Stimulant, mais prudence !
Petit ouvrage provocateur et parfois follement amusant. Il présente, en face à face, des scénarios connus de nos vies amoureuses, sexuelles et reproductives, et les éléments que les scientifiques sont en mesure aujourd'hui d'avancer pour rendre compte de ces tranches de vie.
Il est conseiller de laisser l'arsenal de ses valeurs - y compris une bonne partie de sa pudeur - à l'entrée du livre. Certains des récits de Baker - qui y a manifestement pris un authentique plaisir de crypto-pornographe - proposent des mises en scènes qu'on trouve plus facilement dans la littérature érotique, voire jovialement pornographique. Le fait est que les scénettes proposées tentent de recouvrir nos comportements sexuels les moins avouables, dans la mesure même des avancées faites sur la la compréhension des dits comportements.
On y aborde l'adultère, le sexe contraint, les stratégies des hommes et des femmes pour la dissimulation, les premiers rapports sexuels, l'homosexualité, etc. , non pas sous des aspects généraux, mais sous celui des causes qui ont pu motiver tel ou tel comportement.
Comme pour tout ouvrage de (vulgarisation de) biologie comportementaliste, inutile de chercher du libre-arbitre dans tout ça - il en prend un sacré coup. Ce sont les causes organiques, humorales, sexuelles, biologiques au sens large (évolutionnaires) qui comptent.
Et l'auteur est souvent convainquant, sans doute sur les points qui sont scientifiquement les mieux attestés. La guerre des spermes dans le corps de la femme est la continuation stricte de la guerre des mâles pour féconder les meilleures femelles (c'est à ce niveau de terminologie là qu'il convient en effet de se positionner : il ne s'agit pas d'hommes et de femmes, mais de grands primates parlant).
Il est en revanche bien plus faible sur des sujets moins bien balisés. L'homosexualité est infiniment mieux traitée - quoique pas d'un point de vue comportemental - dans le bouquin récent de Balthazart. La scène proposée par Baker embarque un paquet de stéréotypes éculés - ne correspond plus à aucune réalité comportementale moyenne, s'ils l'ont jamais fait - et associe allègrement homosexualité à pédophilie _sans aucun fait scientifique pour étayer ce point_.
Ce qui fait planer un doute sur l'ensemble de l'ouvrage. Si les conclusions scientifiques ne sauraient être remises en doute, leur transformations en causes immédiates des comportements est bien plus problématique. On a plus l'impression que l'auteur, très souvent, embarque des analogies entre les régularités captées par la biologie et des scénarios comportementaux _qui n'ont fait preuve d'aucune validation autre que celle de l'imagination de leur auteur_ - autrement dit : on n'a aucune raison de penser que les comportements décrits sont représentatifs. Certains le sont sans doute. C'est bien plus douteux pour d'autres.
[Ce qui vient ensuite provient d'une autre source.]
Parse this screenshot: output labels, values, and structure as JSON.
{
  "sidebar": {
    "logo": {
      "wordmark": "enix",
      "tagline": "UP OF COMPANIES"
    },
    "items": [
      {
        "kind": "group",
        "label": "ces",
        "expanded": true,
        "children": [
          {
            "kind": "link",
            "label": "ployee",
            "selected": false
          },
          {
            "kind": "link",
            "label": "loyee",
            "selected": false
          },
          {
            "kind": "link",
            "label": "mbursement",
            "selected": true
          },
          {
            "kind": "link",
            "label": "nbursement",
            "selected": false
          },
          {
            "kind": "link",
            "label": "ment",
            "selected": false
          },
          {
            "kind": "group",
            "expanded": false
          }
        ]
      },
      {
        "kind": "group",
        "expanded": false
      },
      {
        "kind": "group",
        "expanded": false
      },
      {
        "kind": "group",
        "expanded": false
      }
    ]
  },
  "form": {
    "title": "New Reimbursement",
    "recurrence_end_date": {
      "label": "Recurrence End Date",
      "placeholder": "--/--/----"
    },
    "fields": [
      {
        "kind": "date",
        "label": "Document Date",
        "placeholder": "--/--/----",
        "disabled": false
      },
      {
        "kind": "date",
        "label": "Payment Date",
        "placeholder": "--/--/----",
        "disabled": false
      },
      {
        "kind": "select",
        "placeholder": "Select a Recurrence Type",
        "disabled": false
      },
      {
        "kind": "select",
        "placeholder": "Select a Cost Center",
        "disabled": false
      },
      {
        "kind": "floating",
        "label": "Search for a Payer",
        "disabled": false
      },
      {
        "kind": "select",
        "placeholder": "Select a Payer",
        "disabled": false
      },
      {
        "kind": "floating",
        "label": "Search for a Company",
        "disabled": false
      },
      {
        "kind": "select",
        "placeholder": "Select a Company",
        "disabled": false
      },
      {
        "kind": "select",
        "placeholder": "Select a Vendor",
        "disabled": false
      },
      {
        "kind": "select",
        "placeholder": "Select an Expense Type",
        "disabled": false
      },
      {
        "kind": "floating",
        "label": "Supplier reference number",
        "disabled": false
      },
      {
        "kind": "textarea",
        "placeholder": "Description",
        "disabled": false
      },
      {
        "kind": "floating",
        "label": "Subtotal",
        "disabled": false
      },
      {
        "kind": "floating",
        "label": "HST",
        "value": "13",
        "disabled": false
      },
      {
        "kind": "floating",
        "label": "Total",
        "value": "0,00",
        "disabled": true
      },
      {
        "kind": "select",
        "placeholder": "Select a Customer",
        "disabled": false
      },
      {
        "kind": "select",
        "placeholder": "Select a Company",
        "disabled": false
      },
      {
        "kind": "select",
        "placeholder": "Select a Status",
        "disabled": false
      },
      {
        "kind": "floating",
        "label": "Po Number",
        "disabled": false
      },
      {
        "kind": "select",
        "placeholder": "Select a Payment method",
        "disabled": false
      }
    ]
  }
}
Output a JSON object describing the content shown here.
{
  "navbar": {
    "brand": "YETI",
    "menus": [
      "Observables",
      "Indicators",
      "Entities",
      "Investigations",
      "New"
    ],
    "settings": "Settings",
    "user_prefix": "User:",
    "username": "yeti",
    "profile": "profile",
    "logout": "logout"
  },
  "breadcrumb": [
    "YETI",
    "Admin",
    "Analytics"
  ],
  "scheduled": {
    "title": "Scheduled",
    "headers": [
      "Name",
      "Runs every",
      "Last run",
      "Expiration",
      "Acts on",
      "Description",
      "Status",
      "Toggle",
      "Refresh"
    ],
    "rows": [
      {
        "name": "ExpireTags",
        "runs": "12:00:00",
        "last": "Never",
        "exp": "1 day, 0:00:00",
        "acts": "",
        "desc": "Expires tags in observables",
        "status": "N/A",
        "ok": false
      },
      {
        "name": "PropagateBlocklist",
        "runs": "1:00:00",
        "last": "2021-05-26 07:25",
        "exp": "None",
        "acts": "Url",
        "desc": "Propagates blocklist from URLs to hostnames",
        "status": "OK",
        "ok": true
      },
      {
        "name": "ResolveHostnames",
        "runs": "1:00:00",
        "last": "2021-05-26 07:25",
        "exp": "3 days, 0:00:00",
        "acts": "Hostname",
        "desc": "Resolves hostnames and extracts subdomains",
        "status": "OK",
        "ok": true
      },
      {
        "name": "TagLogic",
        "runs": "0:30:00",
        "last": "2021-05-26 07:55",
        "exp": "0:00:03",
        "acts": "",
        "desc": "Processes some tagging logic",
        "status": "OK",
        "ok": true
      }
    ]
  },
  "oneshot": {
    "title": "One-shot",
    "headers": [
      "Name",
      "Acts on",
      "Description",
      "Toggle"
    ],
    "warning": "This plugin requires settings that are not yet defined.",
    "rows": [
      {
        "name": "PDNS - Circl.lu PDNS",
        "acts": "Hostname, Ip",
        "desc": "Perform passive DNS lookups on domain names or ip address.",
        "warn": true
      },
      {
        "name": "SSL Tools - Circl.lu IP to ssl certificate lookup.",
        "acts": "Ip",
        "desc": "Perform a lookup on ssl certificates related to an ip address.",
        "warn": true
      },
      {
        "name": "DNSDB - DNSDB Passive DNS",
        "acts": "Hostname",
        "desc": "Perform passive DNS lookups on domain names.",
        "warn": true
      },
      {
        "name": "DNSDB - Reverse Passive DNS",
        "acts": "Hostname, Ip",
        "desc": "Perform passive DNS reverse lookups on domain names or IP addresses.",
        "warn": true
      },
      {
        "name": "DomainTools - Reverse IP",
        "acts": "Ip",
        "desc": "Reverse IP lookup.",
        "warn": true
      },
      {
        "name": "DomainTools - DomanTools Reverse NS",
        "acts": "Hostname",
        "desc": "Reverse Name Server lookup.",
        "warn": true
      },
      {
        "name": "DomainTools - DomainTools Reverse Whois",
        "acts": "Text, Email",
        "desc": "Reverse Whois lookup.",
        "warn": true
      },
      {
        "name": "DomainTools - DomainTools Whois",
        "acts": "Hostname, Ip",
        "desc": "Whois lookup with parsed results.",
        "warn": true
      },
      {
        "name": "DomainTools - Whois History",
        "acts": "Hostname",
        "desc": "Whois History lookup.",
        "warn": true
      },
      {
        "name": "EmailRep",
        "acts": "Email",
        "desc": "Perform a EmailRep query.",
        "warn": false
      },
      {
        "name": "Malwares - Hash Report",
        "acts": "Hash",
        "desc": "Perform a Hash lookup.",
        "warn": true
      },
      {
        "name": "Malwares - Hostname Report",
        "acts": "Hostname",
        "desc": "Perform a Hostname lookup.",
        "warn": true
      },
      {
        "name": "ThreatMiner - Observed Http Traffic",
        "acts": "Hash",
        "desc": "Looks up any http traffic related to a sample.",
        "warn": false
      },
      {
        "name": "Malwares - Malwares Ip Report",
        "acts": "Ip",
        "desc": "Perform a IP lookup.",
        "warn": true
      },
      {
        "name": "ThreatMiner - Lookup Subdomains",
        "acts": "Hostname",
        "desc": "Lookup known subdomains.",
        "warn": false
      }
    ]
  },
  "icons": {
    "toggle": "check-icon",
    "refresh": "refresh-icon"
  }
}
L'homophobie patente dans la description du cas homosexuel laisse à penser que d'autres de ces récits embarquent des valeurs, peut-être à l'insu de leur auteur, et ne sont pas des descriptions neutres de comportements humains. Un grand signe : ils sont _tous_ issus de comportements occidentaux. Et si les expériences - statistiques - nous dit-on ont été effectuées sur des populations variées, il conviendrait de voir à quel point les variables "culture d'origine" et "culture actuelle" ont été contrôlées.
Bref. Ca reste un petit livre très stimulant - surtout si, comme l'auteur de ces lignes, vous êtes un affolé de sciences et de sexe (j'avais mis 9, au départ). Mais à prendre avec précautions et esprit critique avant de considérer son contenu comme des vérités sur lesquelles effectuer des inférences valides (je mets donc 7, après réflexion).